One way to bypass common mistakes is to build upon the work of other successful open source DAOs, allowing you to utilise their battle tested and audited work. A common path is to adopt the Compound Finance Governor Alpha & Bravo frameworks. These modules were designed for the governance of lending markets via delegated token voting and use of timelocked proposals, they are commonly used with forks of the Compound market but can also be adapted for other projects.

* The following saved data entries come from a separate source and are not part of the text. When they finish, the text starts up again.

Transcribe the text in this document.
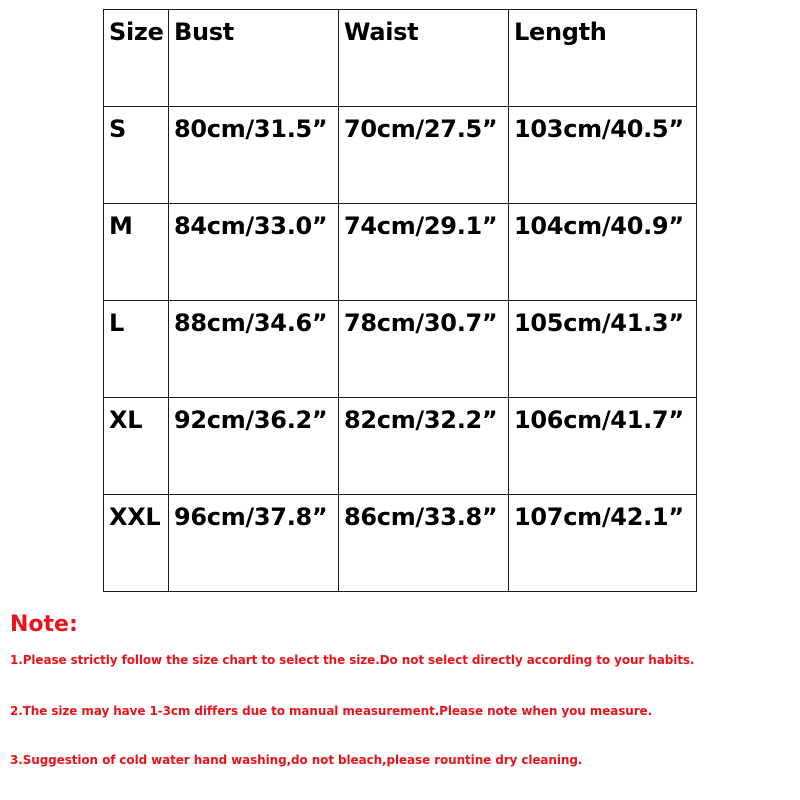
Size	Bust	Waist	Length
S	80cm/31.5”	70cm/27.5”	103cm/40.5”
M	84cm/33.0”	74cm/29.1”	104cm/40.9”
L	88cm/34.6”	78cm/30.7”	105cm/41.3”
XL	92cm/36.2”	82cm/32.2”	106cm/41.7”
XXL	96cm/37.8”	86cm/33.8”	107cm/42.1”

Note:

1.Please strictly follow the size chart to select the size.Do not select directly according to your habits.

2.The size may have 1-3cm differs due to manual measurement.Please note when you measure.

3.Suggestion of cold water hand washing,do not bleach,please rountine dry cleaning.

It is also recommended to check if OpenZeppelin’s libraries fit your needs, as they also offer governance related plugins. The base Govenor plugin offers extensions that handle different voting styles and the use of timelocks with proposals.

Whatever pathway you choose, forming a DAO is a complex and difficult undertaking, make sure to work with your team and if possible other DAOs in the space to share ideas. Plan for unexpected events and observe the problems faced by other protocols, ensure your code is audited prior to deployment and engage with security experts during your design to aid adopting best practices. Good luck!